Wir fordern in dem Brief den nordrhein-westfälischen Justizminister auf, Gisa zu begnadigen. Sie sitzt ­wegen zwei Mal fahrscheinlosen Fahrens für sechs Monate in Haft. Zweitens fordern wir, dass es das Neun-Euro-Ticket langfristig geben soll. Drittens geht es um den Paragraph 265a StGB, der das »Erschleichen von Leistungen« zum Gegenstand hat und aus dem Jahr 1935, das heißt aus dem Nationalsozialismus stammt. Falschparken mit dem SUV gilt als Ordnungswidrigkeit, Fahren ohne Fahrausweis hingegen als Straftat. Der Paragraph ist also absolut armutsdiskriminierend. Hier fordern wir den Landesjustizminister auf, sich auf Bundesebene für die Abschaffung des Paragraphen einzusetzen.

Wer ist Gisa März?

Gisa ist eine Verkäuferin des Straßenmagazins Fiftyfifty in Düsseldorf. Sie hat sehr viel öffentlichkeitswirksame Arbeit geleistet und sich auch für das Neun-Euro-Ticket eingesetzt. Zum Beispiel hat sie mit dem SPD-Vorsitzenden von Nordrhein Westfalen, Thomas Kutschaty, gesprochen, und immer wieder auf Kundgebungen. Weil sie drogensüchtig ist und eine Methadontherapie macht, musste sie täglich vom Stadtrand in die Innenstadt fahren. Eine Wohnung in der Stadtmitte kann sie sich nicht leisten. Und auch das Ticket konnte sie sich oft nicht leisten. Sie lebt von Grundsicherungs- und Transferleis­tungen, also knapp über dem gesetzlich festgelegten Existenzminimum.
2019 ist sie zwei Mal erwischt worden und wurde zu einer Bewährungsstrafe von sechs Monaten verurteilt. Leider konnte sie die Bewährungsauflagen, teils wegen eines aufgebrochenen Briefkastens, teils wegen ihrer Drogenprobleme, nicht einhalten, weshalb aus der Bewährung eine Haftstrafe wurde. Die wurde jetzt vollstreckt.

Könnte sie sich mit den Transferleistungen nicht ein Monatsticket kaufen?

Das Geld reicht eben oft nicht. Wenn Menschen schon Ratenzahlungen haben, die Waschmaschine kaputtgeht, andere besondere Zahlungen anstehen, dann ist das Geld einfach nicht mehr da. Hartz IV ist nur nach und nach ein bisschen angepasst worden, ab und an gab es Einmalzahlungen, dazu sind die ­Ticketpreise gestiegen. Da bleibt oft nichts mehr übrig.

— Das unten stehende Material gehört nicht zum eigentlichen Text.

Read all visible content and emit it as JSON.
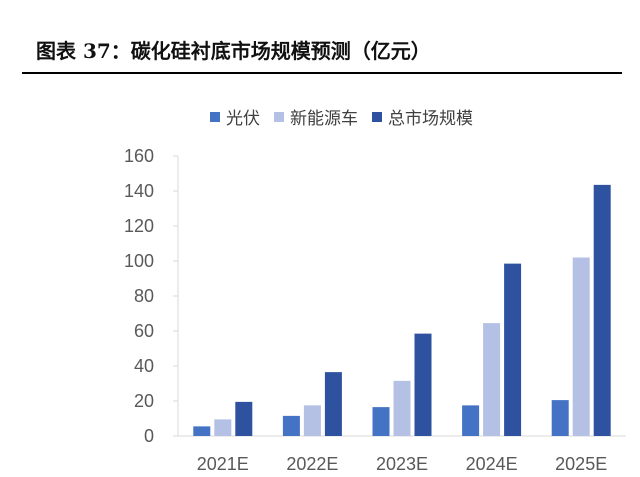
{
  "figure": {
    "title": "图表 37：碳化硅衬底市场规模预测（亿元）"
  },
  "chart_data": {
    "type": "bar",
    "categories": [
      "2021E",
      "2022E",
      "2023E",
      "2024E",
      "2025E"
    ],
    "series": [
      {
        "name": "光伏",
        "color": "#4472C4",
        "values": [
          5.5,
          11.5,
          16.5,
          17.5,
          20.5
        ]
      },
      {
        "name": "新能源车",
        "color": "#B4C0E4",
        "values": [
          9.5,
          17.5,
          31.5,
          64.5,
          102
        ]
      },
      {
        "name": "总市场规模",
        "color": "#2F52A0",
        "values": [
          19.5,
          36.5,
          58.5,
          98.5,
          143.5
        ]
      }
    ],
    "yticks": [
      "0",
      "20",
      "40",
      "60",
      "80",
      "100",
      "120",
      "140",
      "160"
    ],
    "ylim": [
      0,
      160
    ],
    "legend_position": "top",
    "grid": false
  }
}
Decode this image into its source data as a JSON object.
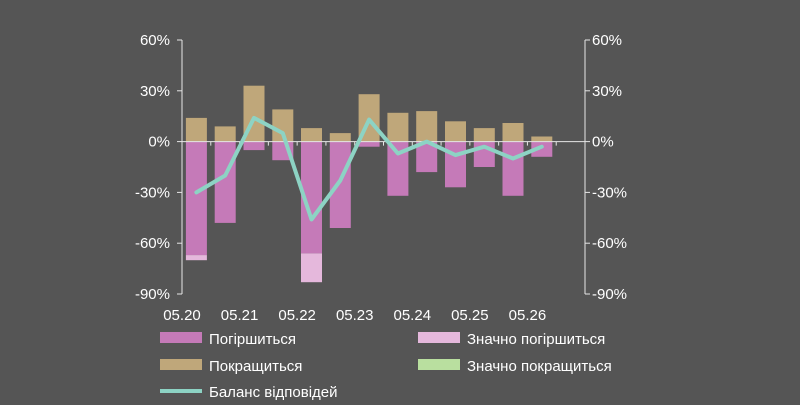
{
  "chart_data": {
    "type": "bar",
    "stacked": true,
    "x_ticks": [
      "05.20",
      "05.21",
      "05.22",
      "05.23",
      "05.24",
      "05.25",
      "05.26"
    ],
    "x_tick_positions": [
      0,
      2,
      4,
      6,
      8,
      10,
      12
    ],
    "n_periods": 14,
    "y_left": {
      "ticks": [
        "60%",
        "30%",
        "0%",
        "-30%",
        "-60%",
        "-90%"
      ],
      "ylim": [
        -90,
        60
      ]
    },
    "y_right": {
      "ticks": [
        "60%",
        "30%",
        "0%",
        "-30%",
        "-60%",
        "-90%"
      ],
      "ylim": [
        -90,
        60
      ]
    },
    "grid": false,
    "legend_position": "bottom",
    "series": [
      {
        "name": "Погіршиться",
        "kind": "bar",
        "color": "#c57ab8",
        "values": [
          -67,
          -48,
          -5,
          -11,
          -66,
          -51,
          -3,
          -32,
          -18,
          -27,
          -15,
          -32,
          -9,
          0
        ]
      },
      {
        "name": "Значно погіршиться",
        "kind": "bar",
        "color": "#e5b8dc",
        "values": [
          -3,
          0,
          0,
          0,
          -17,
          0,
          0,
          0,
          0,
          0,
          0,
          0,
          0,
          0
        ]
      },
      {
        "name": "Покращиться",
        "kind": "bar",
        "color": "#bfa77a",
        "values": [
          14,
          9,
          33,
          19,
          8,
          5,
          28,
          17,
          18,
          12,
          8,
          11,
          3,
          0
        ]
      },
      {
        "name": "Значно покращиться",
        "kind": "bar",
        "color": "#b9df9f",
        "values": [
          0,
          0,
          0,
          0,
          0,
          0,
          0,
          0,
          0,
          0,
          0,
          0,
          0,
          0
        ]
      },
      {
        "name": "Баланс відповідей",
        "kind": "line",
        "color": "#8dd3c4",
        "values": [
          -30,
          -20,
          14,
          5,
          -46,
          -23,
          13,
          -7,
          0,
          -8,
          -3,
          -10,
          -3
        ]
      }
    ]
  }
}
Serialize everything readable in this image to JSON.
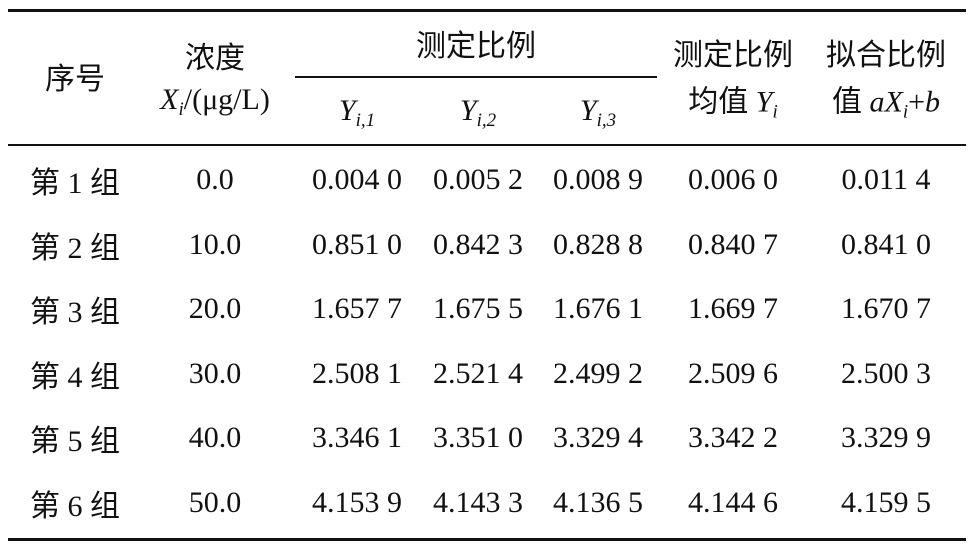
{
  "header": {
    "index": "序号",
    "conc": {
      "line1": "浓度",
      "var": "X",
      "sub": "i",
      "unit": "/(μg/L)"
    },
    "measured": "测定比例",
    "samples": [
      {
        "var": "Y",
        "sub": "i,1"
      },
      {
        "var": "Y",
        "sub": "i,2"
      },
      {
        "var": "Y",
        "sub": "i,3"
      }
    ],
    "mean": {
      "line1": "测定比例",
      "line2": "均值 ",
      "var": "Y",
      "sub": "i"
    },
    "fit": {
      "line1": "拟合比例",
      "line2": "值 ",
      "coef": "a",
      "var": "X",
      "sub": "i",
      "op": "+",
      "const": "b"
    }
  },
  "table": {
    "rows": [
      [
        "第 1 组",
        "0.0",
        "0.004 0",
        "0.005 2",
        "0.008 9",
        "0.006 0",
        "0.011 4"
      ],
      [
        "第 2 组",
        "10.0",
        "0.851 0",
        "0.842 3",
        "0.828 8",
        "0.840 7",
        "0.841 0"
      ],
      [
        "第 3 组",
        "20.0",
        "1.657 7",
        "1.675 5",
        "1.676 1",
        "1.669 7",
        "1.670 7"
      ],
      [
        "第 4 组",
        "30.0",
        "2.508 1",
        "2.521 4",
        "2.499 2",
        "2.509 6",
        "2.500 3"
      ],
      [
        "第 5 组",
        "40.0",
        "3.346 1",
        "3.351 0",
        "3.329 4",
        "3.342 2",
        "3.329 9"
      ],
      [
        "第 6 组",
        "50.0",
        "4.153 9",
        "4.143 3",
        "4.136 5",
        "4.144 6",
        "4.159 5"
      ]
    ]
  }
}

Und auch das Sozialticket ist blanker Hohn. Der Preis dafür liegt bei fast 40 Euro. Das sind fast zehn Prozent der Bezüge. Entsprechend oft passiert es, dass Empfänger:innen von Transferleistungen wegen nicht gelöstem Fahrschein in Haft sitzen. Deshalb sagen wir: Gisa sitzt in Haft, weil sie arm ist, und nicht, weil sie kriminell ist.

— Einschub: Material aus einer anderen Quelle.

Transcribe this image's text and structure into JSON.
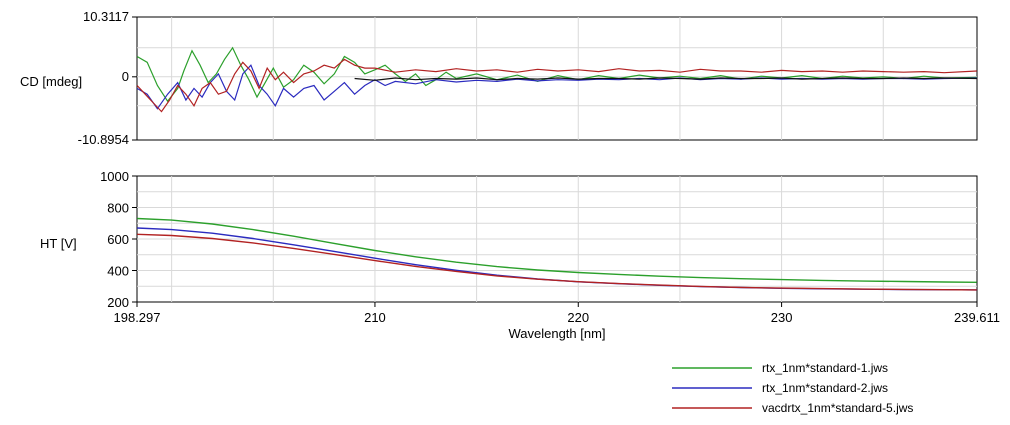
{
  "chart_data": [
    {
      "type": "line",
      "ylabel": "CD [mdeg]",
      "xlim": [
        198.297,
        239.611
      ],
      "ylim": [
        -10.8954,
        10.3117
      ],
      "yticks": [
        "10.3117",
        "0",
        "-10.8954"
      ],
      "series": [
        {
          "name": "rtx_1nm*standard-1.jws",
          "color": "#2ca02c",
          "x": [
            198.3,
            198.8,
            199.3,
            199.8,
            200.3,
            200.6,
            201.0,
            201.4,
            201.8,
            202.2,
            202.6,
            203.0,
            203.4,
            203.8,
            204.2,
            204.6,
            205.0,
            205.5,
            206.0,
            206.5,
            207.0,
            207.5,
            208.0,
            208.5,
            209.0,
            209.5,
            210.0,
            210.5,
            211.0,
            211.5,
            212.0,
            212.5,
            213.0,
            213.5,
            214.0,
            215.0,
            216.0,
            217.0,
            218.0,
            219.0,
            220.0,
            221.0,
            222.0,
            223.0,
            224.0,
            225.0,
            226.0,
            227.0,
            228.0,
            229.0,
            230.0,
            231.0,
            232.0,
            233.0,
            234.0,
            235.0,
            236.0,
            237.0,
            238.0,
            239.6
          ],
          "values": [
            3.5,
            2.5,
            -1.5,
            -4.2,
            -2.0,
            1.0,
            4.5,
            2.0,
            -1.0,
            0.5,
            3.0,
            5.0,
            2.0,
            -0.5,
            -3.5,
            -1.0,
            1.5,
            -1.8,
            -0.5,
            2.0,
            0.8,
            -1.2,
            0.5,
            3.5,
            2.5,
            0.5,
            1.2,
            2.0,
            0.5,
            -0.8,
            0.5,
            -1.5,
            -0.5,
            0.8,
            -0.3,
            0.5,
            -0.5,
            0.3,
            -0.8,
            0.2,
            -0.5,
            0.2,
            -0.3,
            0.3,
            -0.2,
            0.1,
            -0.3,
            0.2,
            -0.4,
            0.1,
            -0.2,
            0.2,
            -0.3,
            0.1,
            -0.2,
            0.0,
            -0.3,
            0.1,
            -0.2,
            -0.1
          ]
        },
        {
          "name": "rtx_1nm*standard-2.jws",
          "color": "#2b2bbf",
          "x": [
            198.3,
            198.8,
            199.3,
            199.8,
            200.3,
            200.7,
            201.1,
            201.5,
            201.9,
            202.3,
            202.7,
            203.1,
            203.5,
            203.9,
            204.3,
            204.7,
            205.1,
            205.5,
            206.0,
            206.5,
            207.0,
            207.5,
            208.0,
            208.5,
            209.0,
            209.5,
            210.0,
            210.5,
            211.0,
            212.0,
            213.0,
            214.0,
            215.0,
            216.0,
            217.0,
            218.0,
            219.0,
            220.0,
            221.0,
            222.0,
            223.0,
            224.0,
            225.0,
            226.0,
            227.0,
            228.0,
            229.0,
            230.0,
            231.0,
            232.0,
            233.0,
            234.0,
            235.0,
            236.0,
            237.0,
            238.0,
            239.6
          ],
          "values": [
            -2.0,
            -3.0,
            -5.5,
            -3.0,
            -1.0,
            -4.0,
            -2.0,
            -3.5,
            -1.0,
            0.5,
            -2.5,
            -4.0,
            0.5,
            2.0,
            -1.5,
            -3.0,
            -5.0,
            -2.0,
            -3.5,
            -2.0,
            -1.5,
            -4.0,
            -2.5,
            -1.0,
            -3.0,
            -1.5,
            -0.5,
            -1.5,
            -0.8,
            -1.2,
            -0.5,
            -0.9,
            -0.6,
            -0.8,
            -0.4,
            -0.7,
            -0.5,
            -0.6,
            -0.4,
            -0.5,
            -0.3,
            -0.5,
            -0.2,
            -0.5,
            -0.3,
            -0.4,
            -0.2,
            -0.4,
            -0.3,
            -0.4,
            -0.3,
            -0.4,
            -0.3,
            -0.3,
            -0.4,
            -0.3,
            -0.2
          ]
        },
        {
          "name": "vacdrtx_1nm*standard-5.jws",
          "color": "#b22222",
          "x": [
            198.3,
            198.7,
            199.1,
            199.5,
            199.9,
            200.3,
            200.7,
            201.1,
            201.5,
            201.9,
            202.3,
            202.7,
            203.1,
            203.5,
            203.9,
            204.3,
            204.7,
            205.1,
            205.5,
            206.0,
            206.5,
            207.0,
            207.5,
            208.0,
            208.5,
            209.0,
            209.5,
            210.0,
            211.0,
            212.0,
            213.0,
            214.0,
            215.0,
            216.0,
            217.0,
            218.0,
            219.0,
            220.0,
            221.0,
            222.0,
            223.0,
            224.0,
            225.0,
            226.0,
            227.0,
            228.0,
            229.0,
            230.0,
            231.0,
            232.0,
            233.0,
            234.0,
            235.0,
            236.0,
            237.0,
            238.0,
            239.6
          ],
          "values": [
            -1.5,
            -3.0,
            -4.5,
            -6.0,
            -4.0,
            -1.5,
            -3.0,
            -5.0,
            -2.0,
            -1.0,
            -3.0,
            -2.5,
            0.5,
            2.5,
            1.0,
            -2.0,
            1.5,
            -0.5,
            0.8,
            -1.0,
            0.5,
            1.0,
            2.0,
            1.5,
            3.0,
            2.0,
            1.5,
            1.5,
            0.8,
            1.2,
            0.9,
            1.4,
            1.0,
            1.2,
            0.8,
            1.3,
            1.0,
            1.2,
            0.9,
            1.4,
            1.0,
            1.1,
            0.8,
            1.3,
            1.0,
            1.0,
            0.8,
            1.1,
            0.9,
            1.0,
            0.8,
            1.0,
            0.9,
            0.8,
            0.9,
            0.7,
            1.0
          ]
        },
        {
          "name": "",
          "color": "#111111",
          "x": [
            209.0,
            210.0,
            211.0,
            212.0,
            213.0,
            214.0,
            215.0,
            216.0,
            217.0,
            218.0,
            219.0,
            220.0,
            221.0,
            222.0,
            223.0,
            224.0,
            225.0,
            226.0,
            227.0,
            228.0,
            229.0,
            230.0,
            231.0,
            232.0,
            233.0,
            234.0,
            235.0,
            236.0,
            237.0,
            238.0,
            239.6
          ],
          "values": [
            -0.3,
            -0.6,
            -0.2,
            -0.5,
            -0.3,
            -0.4,
            -0.2,
            -0.5,
            -0.3,
            -0.4,
            -0.2,
            -0.4,
            -0.3,
            -0.3,
            -0.4,
            -0.2,
            -0.3,
            -0.4,
            -0.2,
            -0.3,
            -0.3,
            -0.2,
            -0.4,
            -0.3,
            -0.2,
            -0.3,
            -0.3,
            -0.2,
            -0.3,
            -0.2,
            -0.3
          ]
        }
      ]
    },
    {
      "type": "line",
      "ylabel": "HT [V]",
      "xlabel": "Wavelength [nm]",
      "xlim": [
        198.297,
        239.611
      ],
      "ylim": [
        200,
        1000
      ],
      "xticks": [
        "198.297",
        "210",
        "220",
        "230",
        "239.611"
      ],
      "yticks": [
        "1000",
        "800",
        "600",
        "400",
        "200"
      ],
      "series": [
        {
          "name": "rtx_1nm*standard-1.jws",
          "color": "#2ca02c",
          "x": [
            198.3,
            200,
            202,
            204,
            206,
            208,
            210,
            212,
            214,
            216,
            218,
            220,
            222,
            224,
            226,
            228,
            230,
            232,
            234,
            236,
            238,
            239.6
          ],
          "values": [
            730,
            720,
            695,
            660,
            618,
            572,
            527,
            487,
            453,
            425,
            403,
            387,
            375,
            364,
            355,
            348,
            342,
            337,
            333,
            330,
            327,
            325
          ]
        },
        {
          "name": "rtx_1nm*standard-2.jws",
          "color": "#2b2bbf",
          "x": [
            198.3,
            200,
            202,
            204,
            206,
            208,
            210,
            212,
            214,
            216,
            218,
            220,
            222,
            224,
            226,
            228,
            230,
            232,
            234,
            236,
            238,
            239.6
          ],
          "values": [
            670,
            660,
            637,
            603,
            563,
            521,
            478,
            437,
            401,
            370,
            346,
            328,
            316,
            306,
            298,
            292,
            287,
            284,
            281,
            279,
            278,
            277
          ]
        },
        {
          "name": "vacdrtx_1nm*standard-5.jws",
          "color": "#b22222",
          "x": [
            198.3,
            200,
            202,
            204,
            206,
            208,
            210,
            212,
            214,
            216,
            218,
            220,
            222,
            224,
            226,
            228,
            230,
            232,
            234,
            236,
            238,
            239.6
          ],
          "values": [
            630,
            622,
            603,
            575,
            540,
            502,
            463,
            426,
            394,
            366,
            345,
            329,
            317,
            307,
            299,
            293,
            288,
            285,
            282,
            280,
            278,
            277
          ]
        }
      ]
    }
  ],
  "legend": [
    {
      "label": "rtx_1nm*standard-1.jws",
      "color": "#2ca02c"
    },
    {
      "label": "rtx_1nm*standard-2.jws",
      "color": "#2b2bbf"
    },
    {
      "label": "vacdrtx_1nm*standard-5.jws",
      "color": "#b22222"
    }
  ]
}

Was sind die Folgen der Haft?

Natürlich ist die psychische Belastung im Gefängnis sehr groß. Gisas Therapie ist ausgesetzt und ein Rückfall wahrscheinlich. Selbst aus staatlicher Sicht ergibt das kaum Sinn. Die Resozialisierung wird ­unwahrscheinlicher und die Kosten der Haft sind enorm. Ein Tag im Gefängnis kostet den Staat etwa 170 Euro, dann kommen noch die Polizeikosten zur Verhaftung et cetera dazu. Das ist ein wahnsinniger Kostenaufwand, nur um arme Menschen zu verfolgen. Der deutsche Staat ist hier in einem kapitalistischen Sinne ineffizient.